Dancing in the Kitchen explores the unraveling of secrets in a New England family after the unexpected death of the father. The story is set in the fall of 1989 in a mill town in Maine, a New Hampshire village, and the Midlands of England. It is narrated alternately by the grown children—Annie, a minister's wife who has fallen into a troubled affair with her husband's best friend, and Rob, a labor historian who resists his sister's interpretations of their shared past even as his own relationships become complicated by emotional legacies and a mysterious stranger.
Returning to her childhood home in Three Rivers, Maine, two months after her father’s death, Annie struggles to understand the past, certain that in its mysteries lie the answers to her present dilemma. An artist and the mother of a four-year-old daughter, she finds herself caught between a faltering marriage and an affair that has rekindled her long dormant passion for painting.
The central dilemma for all the characters is whether they will follow their passions and actively seek out joy in their lives, or stay in honorable but at some level loveless relationships. Grief impels them into risky territory, and their choices are complicated. There is inevitably an emotional price to pay, as Annie has always known and Rob belatedly realizes.

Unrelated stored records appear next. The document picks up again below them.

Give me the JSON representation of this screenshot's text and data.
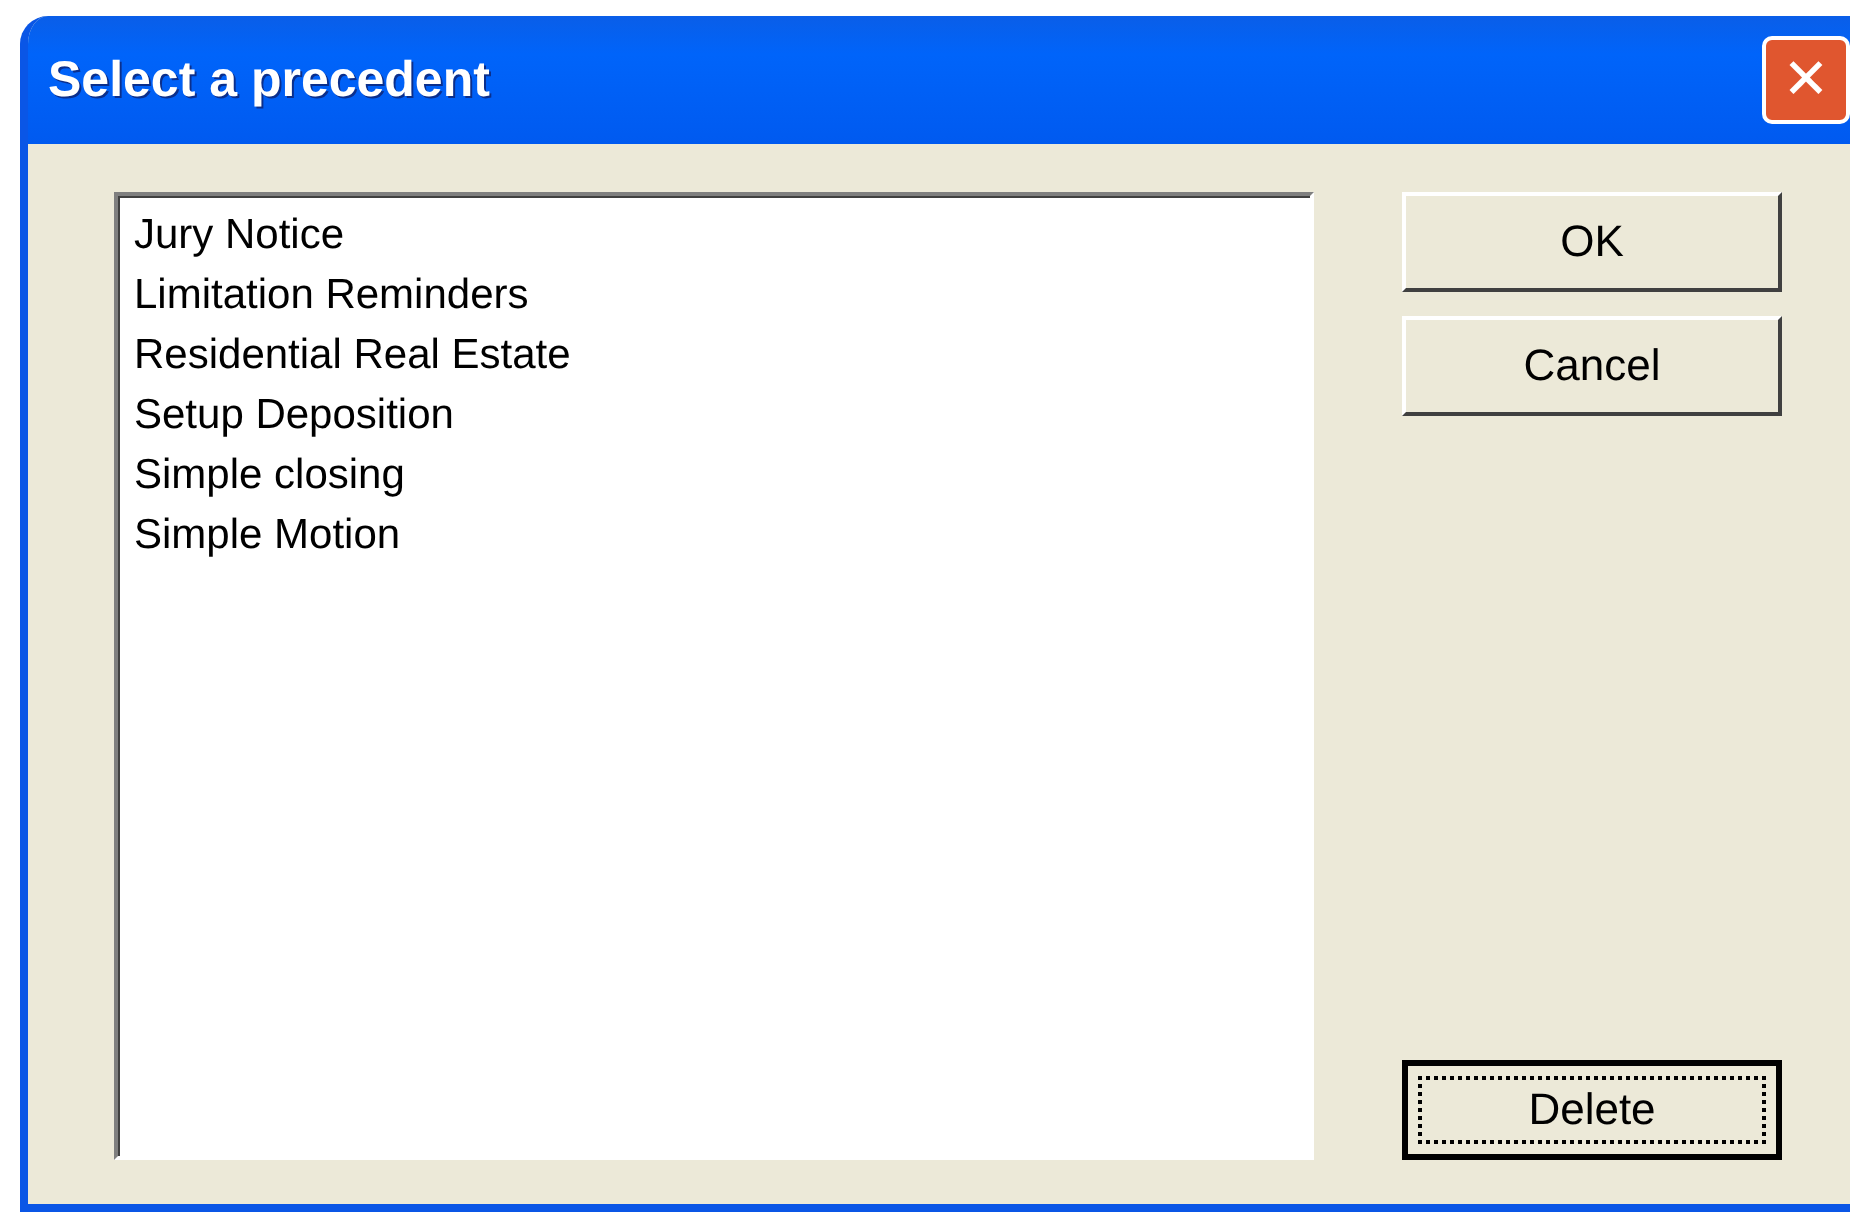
{
  "window": {
    "title": "Select a precedent",
    "close": "✕"
  },
  "list": {
    "items": [
      {
        "label": "Jury Notice",
        "selected": false
      },
      {
        "label": "Limitation Reminders",
        "selected": false
      },
      {
        "label": "Residential Real Estate",
        "selected": false
      },
      {
        "label": "Setup Deposition",
        "selected": false
      },
      {
        "label": "Simple closing",
        "selected": false
      },
      {
        "label": "Simple Motion",
        "selected": false
      }
    ]
  },
  "buttons": [
    {
      "label": "OK",
      "focused": false
    },
    {
      "label": "Cancel",
      "focused": false
    }
  ],
  "bottom_buttons": [
    {
      "label": "Delete",
      "focused": true
    }
  ]
}
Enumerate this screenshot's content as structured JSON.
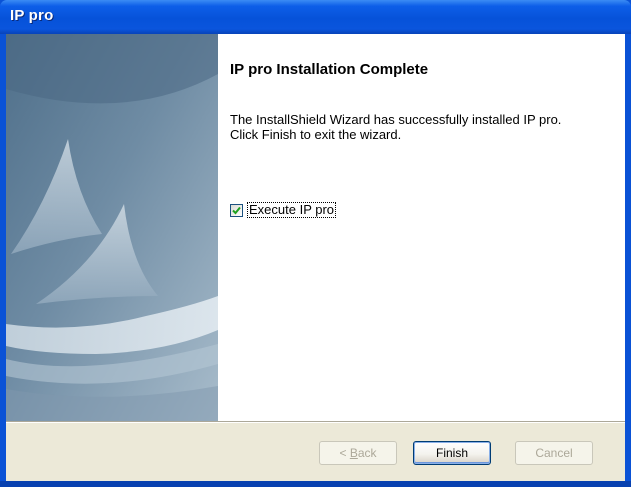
{
  "window": {
    "title": "IP pro"
  },
  "main": {
    "heading": "IP pro Installation Complete",
    "message_line1": "The InstallShield Wizard has successfully installed IP pro.",
    "message_line2": "Click Finish to exit the wizard.",
    "checkbox": {
      "label": "Execute IP pro",
      "checked": true
    }
  },
  "buttons": {
    "back_prefix": "< ",
    "back_accel": "B",
    "back_rest": "ack",
    "finish": "Finish",
    "cancel": "Cancel"
  },
  "colors": {
    "titlebar": "#0652d9",
    "dialog_bg": "#ece9d8",
    "content_bg": "#ffffff",
    "side_image_bg": "#5f7e98"
  },
  "icons": {
    "checkbox_mark": "check-icon",
    "side_art": "installshield-sail-art"
  }
}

Susan Sterling’s stories and essays have appeared in The New York Times, Best American Sports Writing, Down East, and various journals and anthologies including A Healing Touch: True Stories of Life, Death and Hospice, edited by novelist Richard Russo (Down East Books, 2008). Her essay “Radiation Blooms” received the 2005 Literary Nonfiction Prize from Crab Orchard Review and was listed as a notable essay in The Best American Essays 2007. She holds degrees from Wellesley College, the University of California at Berkeley, and the Warren Wilson MFA Program for Writers and has taught at Berkeley and at Colby College.
She lives in Waterville, Maine with her husband and their shelter dog and continues to explore issues that engage her—friendship, families, grief, and unruly dogs—in her writing.